Shadeishi and I pushed the storage room door shut, not knowing whether anyone else had already dashed in to hide, or whether any of the creatures were waiting inside. The screams coming from the students down the hall deafened us to any telltale noise. My own panting breath whooshed in and out—I had a key and had spent precious seconds locking the door, as it couldn’t be locked from inside. Shadeishi’s face hovered an inch from mine the whole time, her wide, toothy, toothsome mouth silently shaping Hurry hurry.

Neither of us were thinking past surviving the next few seconds. Our frantically chosen hiding place offered no other exit, unless we decided to break out a window and drop twelve stories. But that really didn’t matter. There was nowhere to escape to. Where the hall outside turned a corner, there were more windows, and as we ran past them I had snatched a glimpse of the company’s front lawn, its level green stippled with torn bodies. Outside and inside, we were all prey.

I really need to mention that I am in intimidatingly impressive company in this book. Here’s the complete table of contents.

Table of Contents

  • “Dreaming the City” – Jeffrey Thomas
  • “The Cyclops: Part One” – Jeffrey Thomas
  • “The Dilky Never Landed” – Paul Tremblay
  • “Bedbug Radio” – Ian Rogers
  • “Ring, Ring, Ring, Ring, Ring, Ring, Ring” – Nick Mamatas
  • “Growth Spurt” – Richard Lee Byers
  • “Novah On The Run (Her Blue Monday)” – Glynn Owen Barrass
  • “Ritual of Adoration” – W.H. Pugmire
  • “The Over and Under” – D.A. Madigan
  • “Lacunae and Nocturnes” – William Meikle
  • “Riding the Rainbow” – Don Webb
  • “Not For Human Consumption” – Peter Rawlik
  • “Sunup Over Misery Street” – Konstantine Paradias
  • “Blueshift Drive” – Edward M. Erdelac
  • “Aftermath of an Industrial Accident” – Mike Allen
  • “Less, Then Zero” – Jeff C. Carter
  • “Baphomet Descendent” – Scott R. Jones
  • “Crow-picked” – Christine Morgan
  • “The Monochromatic Betrayal of Frank Xerox” – Neil Baker
  • “Ksenija’s Pirate Prince” – Lee Clark Zumpe
  • “The Cherry” – Tom Lynch
  • “Payment for a Scar” – Joseph S. Pulver, Sr.
  • “The Extremities of Godfrey Aquinas” – Michael Griffin
  • “The Cyclops: Part Two” – Jeffrey Thomas

Paperback and e-book editions are available now.
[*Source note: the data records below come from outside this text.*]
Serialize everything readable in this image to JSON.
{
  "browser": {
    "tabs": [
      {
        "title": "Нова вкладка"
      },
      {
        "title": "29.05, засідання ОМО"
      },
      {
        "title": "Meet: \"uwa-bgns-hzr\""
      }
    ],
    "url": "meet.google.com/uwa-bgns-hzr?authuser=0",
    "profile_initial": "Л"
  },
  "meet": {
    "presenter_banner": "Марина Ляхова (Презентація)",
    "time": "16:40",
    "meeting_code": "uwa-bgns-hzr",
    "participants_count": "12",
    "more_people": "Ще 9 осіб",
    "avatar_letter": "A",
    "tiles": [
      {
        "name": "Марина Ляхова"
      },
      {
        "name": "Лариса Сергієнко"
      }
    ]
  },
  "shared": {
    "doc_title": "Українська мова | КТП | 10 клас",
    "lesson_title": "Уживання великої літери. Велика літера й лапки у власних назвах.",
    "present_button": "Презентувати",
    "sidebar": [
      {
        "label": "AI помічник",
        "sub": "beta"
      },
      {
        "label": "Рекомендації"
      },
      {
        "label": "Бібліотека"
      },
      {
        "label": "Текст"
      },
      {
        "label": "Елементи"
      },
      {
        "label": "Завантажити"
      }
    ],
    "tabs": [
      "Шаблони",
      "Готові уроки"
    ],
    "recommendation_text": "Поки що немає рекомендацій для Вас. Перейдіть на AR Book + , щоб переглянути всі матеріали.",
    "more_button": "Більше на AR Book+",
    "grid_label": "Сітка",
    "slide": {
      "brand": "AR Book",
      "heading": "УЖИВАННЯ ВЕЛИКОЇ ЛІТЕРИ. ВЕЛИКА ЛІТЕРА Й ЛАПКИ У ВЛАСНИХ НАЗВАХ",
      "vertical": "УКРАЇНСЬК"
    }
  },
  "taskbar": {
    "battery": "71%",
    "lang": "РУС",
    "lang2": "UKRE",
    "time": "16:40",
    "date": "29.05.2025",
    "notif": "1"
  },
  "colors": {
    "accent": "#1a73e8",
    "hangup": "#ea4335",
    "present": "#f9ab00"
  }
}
Dark Regions will also publish a limited edition signed and lettered hardcover later this year — if you’re a big spender on dark fiction (bless you if you are!), it goes for $250 and there are 11 still unclaimed as of this posting.

I’ll finish with the softest of all official book announcements. I have a new collection of horror fiction planned for 2020, and Aftermath of an Industrial Accident will be the title story. More details to come when plans for the book are a bit less protean.